Em desalinho
Sábado de manhã, começava o ritual. Ou a sessão de tortura, como Anália o chamava. Ela e a mãe, dona Antônia, iam para o alpendre dos fundos, onde já havia uma cadeira e uma mesinha com os apetrechos: o pente fino com cabo, os bobs encapados com jornal, uma caixa de grampos, touca plástica, luvas de borracha - e o pirex com henê.
Dona Antônia cobria os ombros da filha com uma toalha velha e começava a aplicar a gosma preta, mecha por mecha, esticando bem o pixaim. Doía. Incomodava. O henê escorria, a mãe limpava com uma ponta da toalha. Anália quase sempre permanecia em silêncio, fazendo eventuais caretas. Mas não hoje.
- Mãe?
- O que foi Anália?
- Tomei uma decisão na minha vida.
- Sobre o quê?
- Meu cabelo. Não quero mais usar henê.
Dona Antônia parou por um momento de esticar as mechas.
- E o que vai fazer? Pente quente?
- Não vou fazer nada, mãe.
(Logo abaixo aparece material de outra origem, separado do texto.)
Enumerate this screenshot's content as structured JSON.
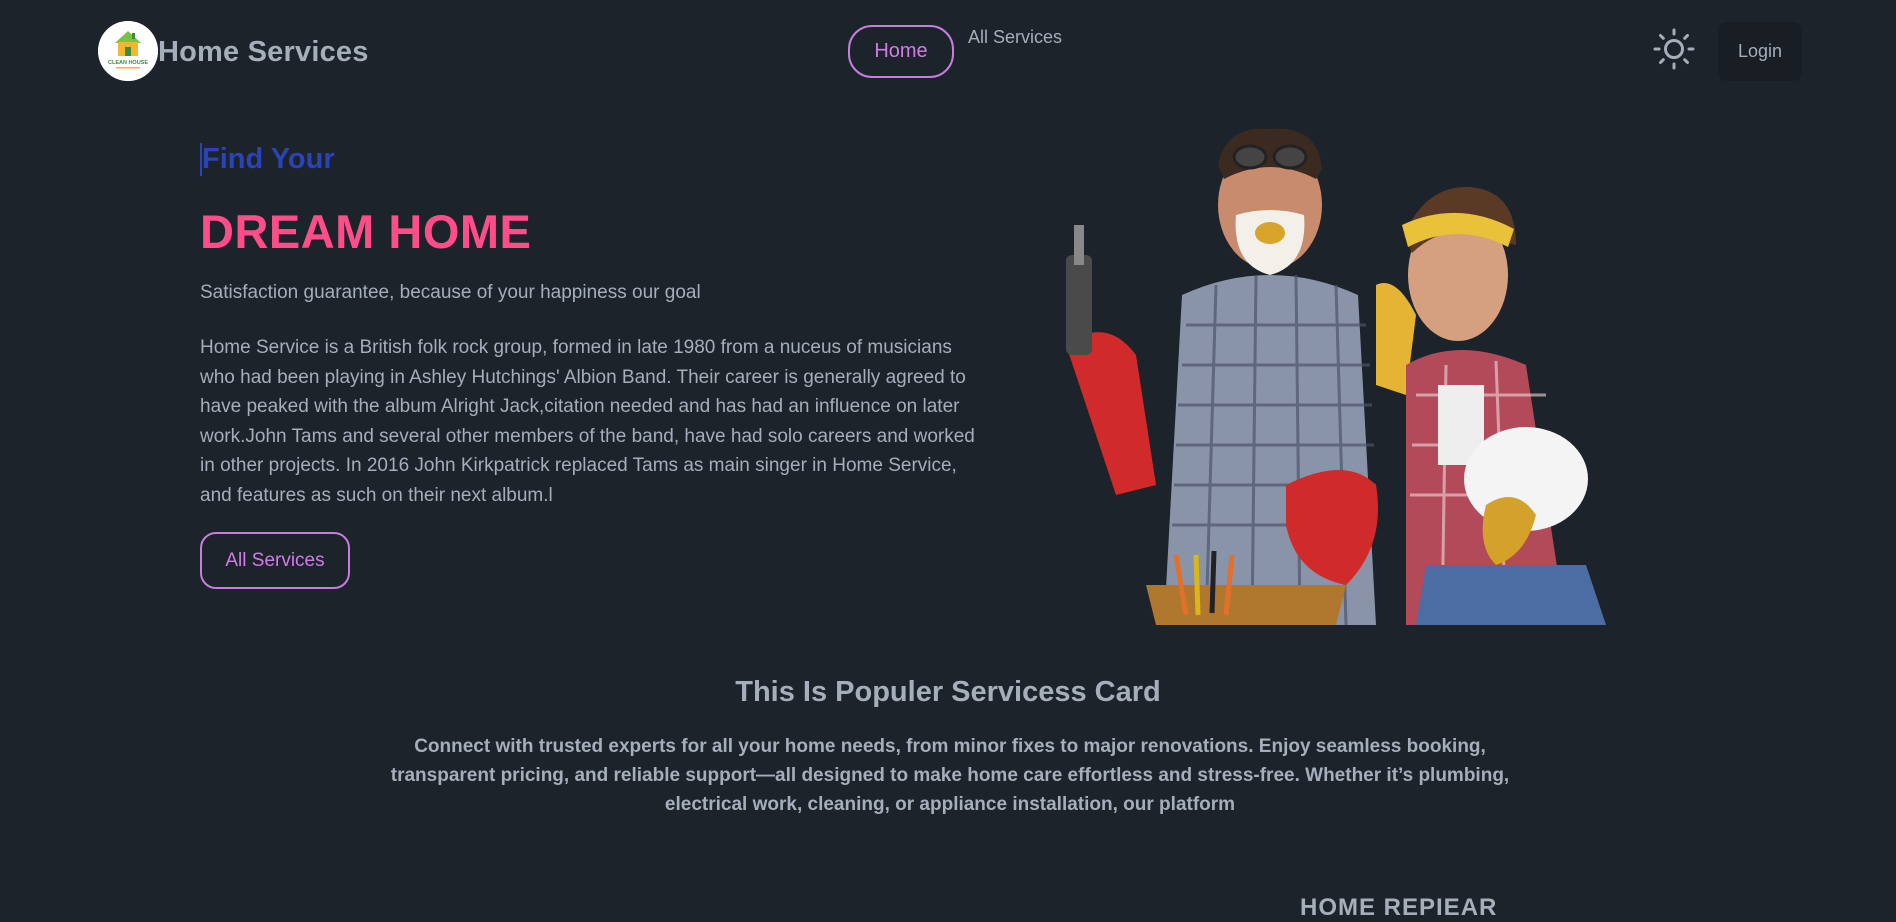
{
  "nav": {
    "brand": "Home Services",
    "logo_text": "CLEAN HOUSE",
    "home_label": "Home",
    "all_services_label": "All Services",
    "login_label": "Login",
    "theme_icon": "sun-icon"
  },
  "hero": {
    "eyebrow": "Find Your",
    "headline": "DREAM HOME",
    "subtitle": "Satisfaction guarantee, because of your happiness our goal",
    "paragraph": "Home Service is a British folk rock group, formed in late 1980 from a nuceus of musicians who had been playing in Ashley Hutchings' Albion Band. Their career is generally agreed to have peaked with the album Alright Jack,citation needed and has had an influence on later work.John Tams and several other members of the band, have had solo careers and worked in other projects. In 2016 John Kirkpatrick replaced Tams as main singer in Home Service, and features as such on their next album.l",
    "button_label": "All Services"
  },
  "popular": {
    "title": "This Is Populer Servicess Card",
    "description": "Connect with trusted experts for all your home needs, from minor fixes to major renovations. Enjoy seamless booking, transparent pricing, and reliable support—all designed to make home care effortless and stress-free. Whether it’s plumbing, electrical work, cleaning, or appliance installation, our platform",
    "card_peek": "HOME REPIEAR"
  },
  "colors": {
    "background": "#1d232a",
    "accent_purple": "#c77dde",
    "headline_pink": "#ff4d8a",
    "eyebrow_blue": "#2a44b5"
  }
}
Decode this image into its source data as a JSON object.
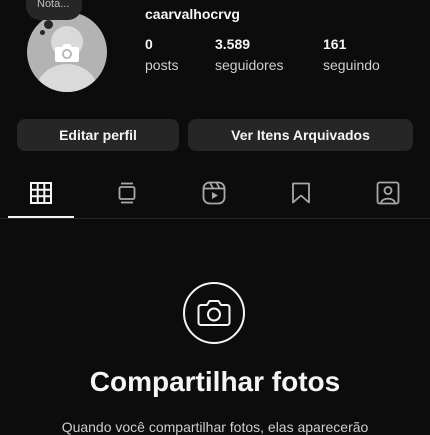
{
  "profile": {
    "note_placeholder": "Nota...",
    "username": "caarvalhocrvg",
    "stats": [
      {
        "value": "0",
        "label": "posts"
      },
      {
        "value": "3.589",
        "label": "seguidores"
      },
      {
        "value": "161",
        "label": "seguindo"
      }
    ],
    "avatar_icon": "camera-icon"
  },
  "actions": {
    "edit_profile": "Editar perfil",
    "archived": "Ver Itens Arquivados"
  },
  "tabs": [
    {
      "icon": "grid-icon",
      "active": true
    },
    {
      "icon": "feed-icon",
      "active": false
    },
    {
      "icon": "reels-icon",
      "active": false
    },
    {
      "icon": "bookmark-icon",
      "active": false
    },
    {
      "icon": "tagged-icon",
      "active": false
    }
  ],
  "empty_state": {
    "icon": "camera-icon",
    "title": "Compartilhar fotos",
    "subtitle": "Quando você compartilhar fotos, elas aparecerão"
  }
}
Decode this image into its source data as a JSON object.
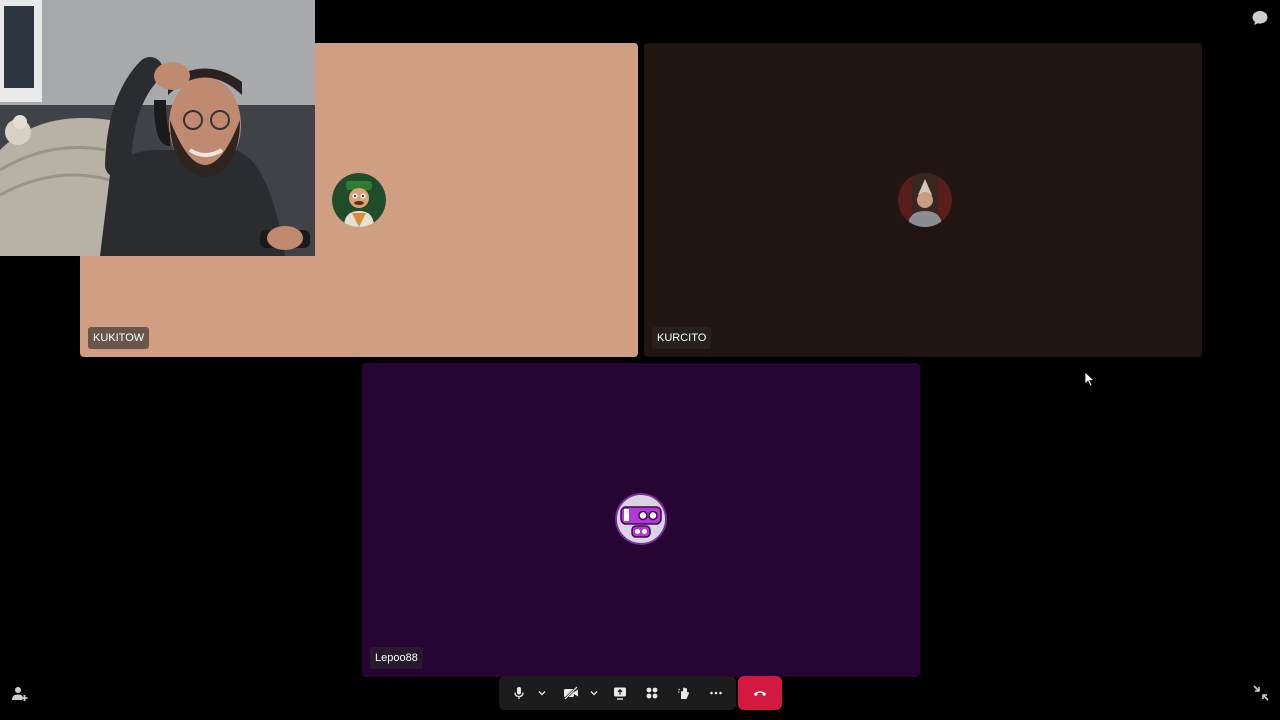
{
  "participants": [
    {
      "name": "KUKITOW",
      "background": "#d09f83",
      "avatar": "cartoon-chef-avatar"
    },
    {
      "name": "KURCITO",
      "background": "#211512",
      "avatar": "person-photo-avatar"
    },
    {
      "name": "Lepoo88",
      "background": "#260535",
      "avatar": "lepoo88-logo-avatar"
    }
  ],
  "colors": {
    "background": "#000000",
    "toolbar": "#1c1c1c",
    "hangup": "#d21a3f",
    "name_tag": "rgba(40,40,40,0.62)"
  },
  "icons": {
    "top_right": "chat-icon",
    "bottom_left": "participants-icon",
    "bottom_right": "exit-fullscreen-icon",
    "toolbar": [
      "microphone-icon",
      "chevron-down-icon",
      "camera-off-icon",
      "chevron-down-icon",
      "screen-share-icon",
      "tile-view-icon",
      "raise-hand-icon",
      "more-icon",
      "hang-up-icon"
    ]
  }
}
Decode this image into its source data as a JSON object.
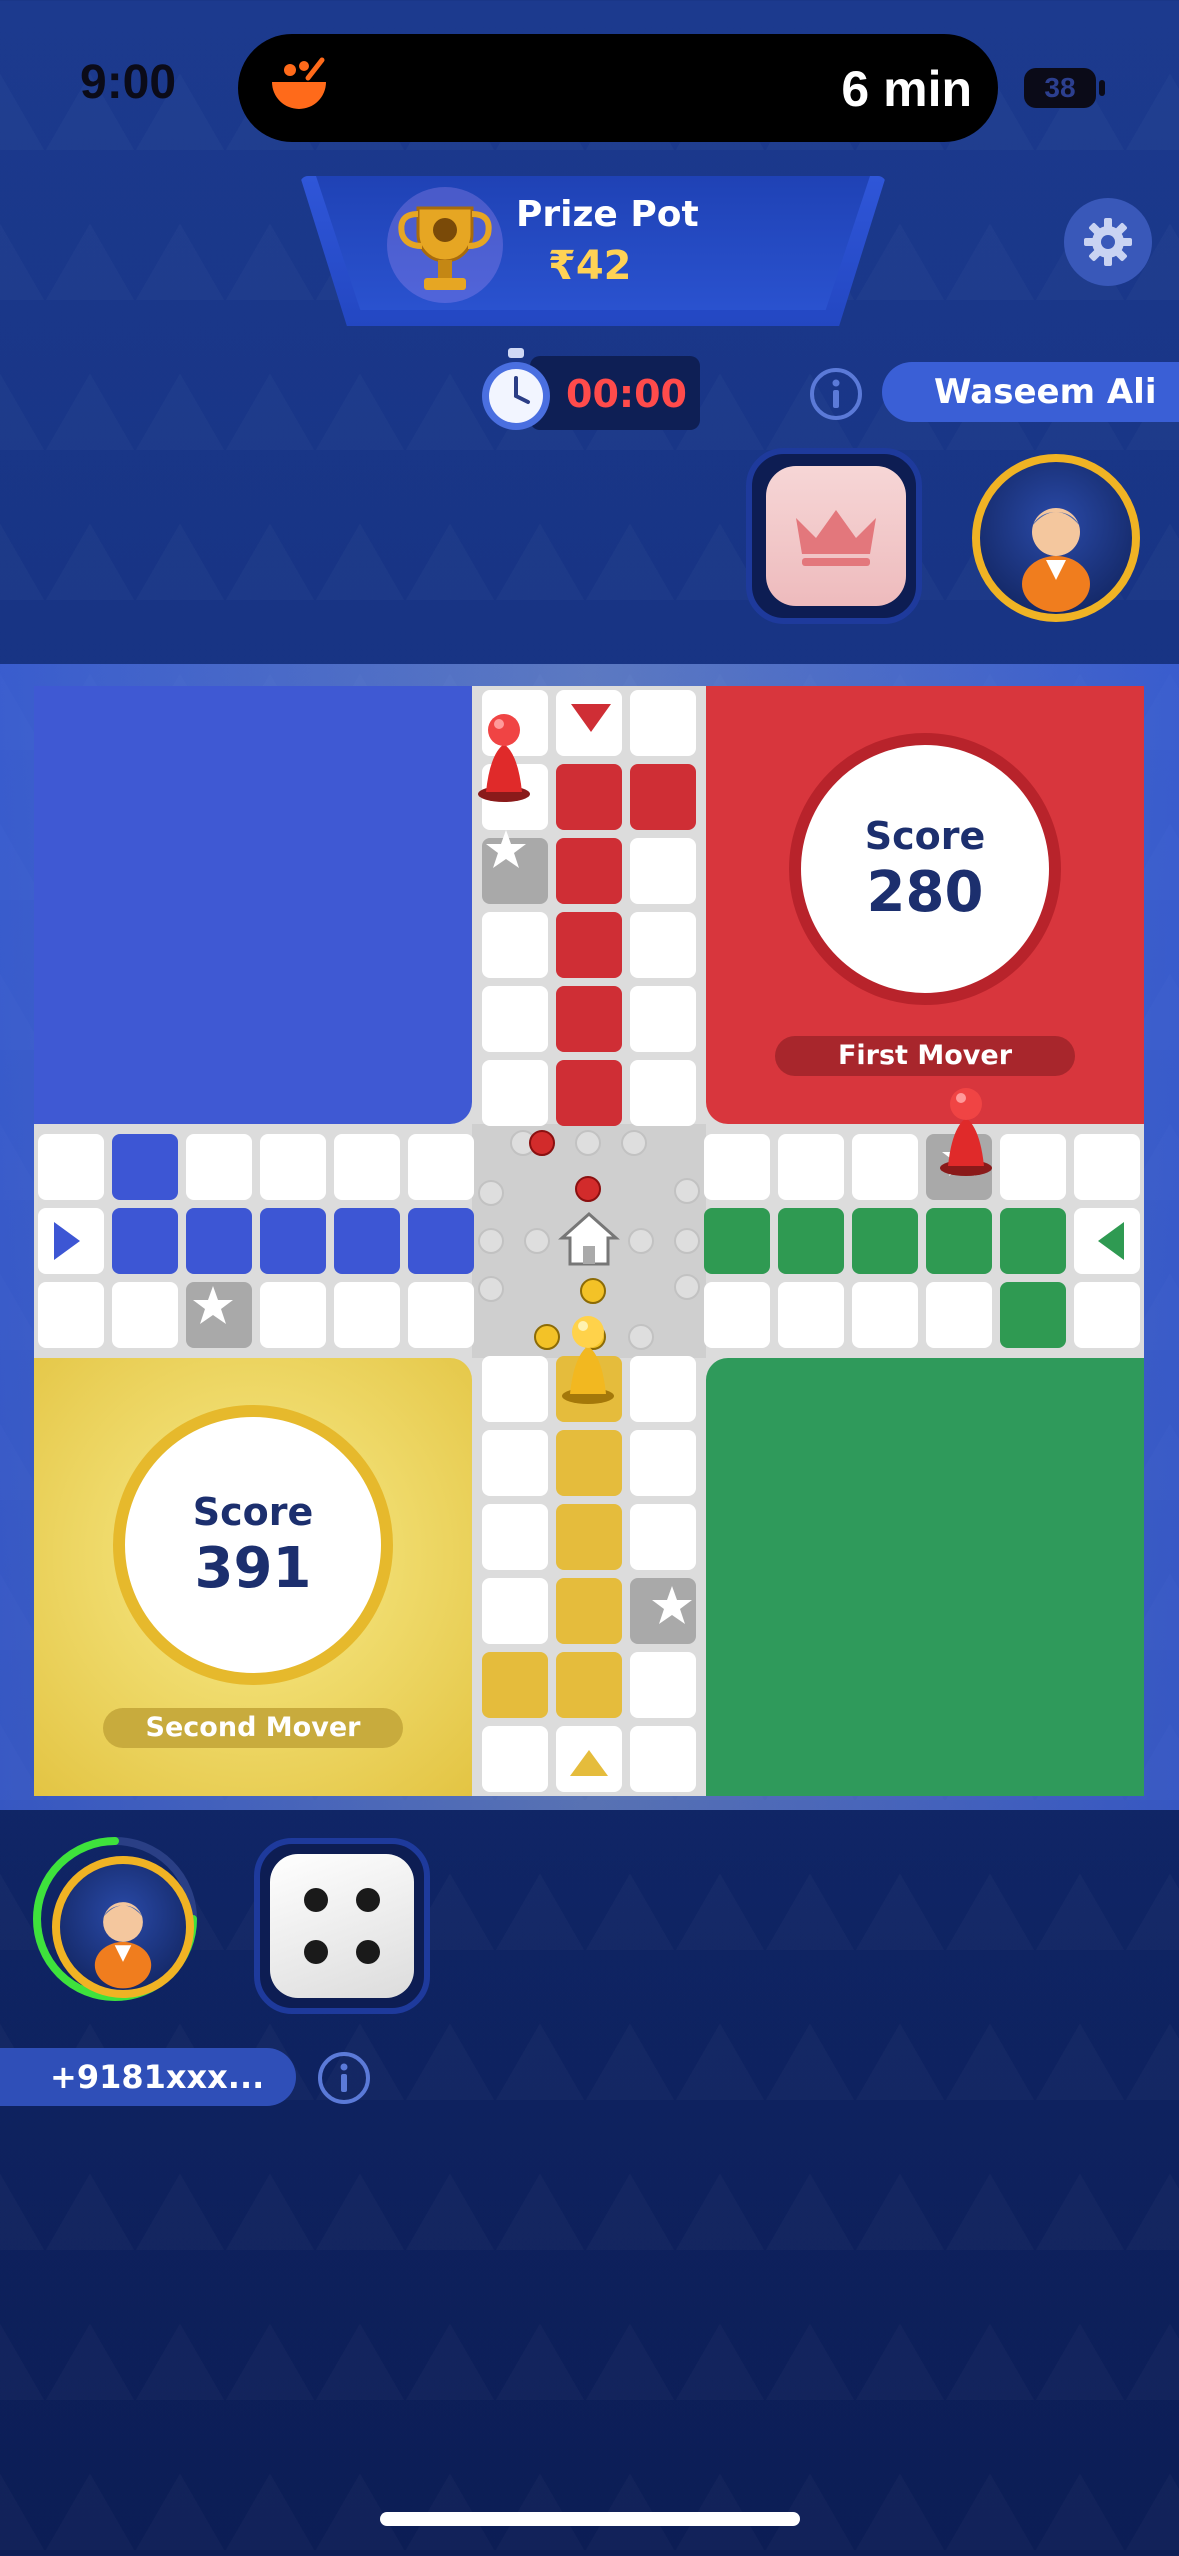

Vou deixar meu pixaim do jeito que a natureza criou.
- Mas Anália, cabelo ruim só presta alisando! Você vai ficar feia!
- Pare de dizer que meu cabelo é ruim, mãe! Estou com quinze anos, a decisão foi tomada: hoje é meu último henê!
Dona Antônia ficou quieta. Terminou de aplicar o produto, colocou a touca plástica na filha, e comentou:
- Eu ia dizer que você tem uma hora pra pensar se é isso mesmo o que quer... mas acho que não vai mudar de ideia, não é?
- Não vou não - retrucou Anália. - Meu cabelo, minhas regras!
- Essa é a minha filha - suspirou Dona Antônia, descalçando as luvas manchadas.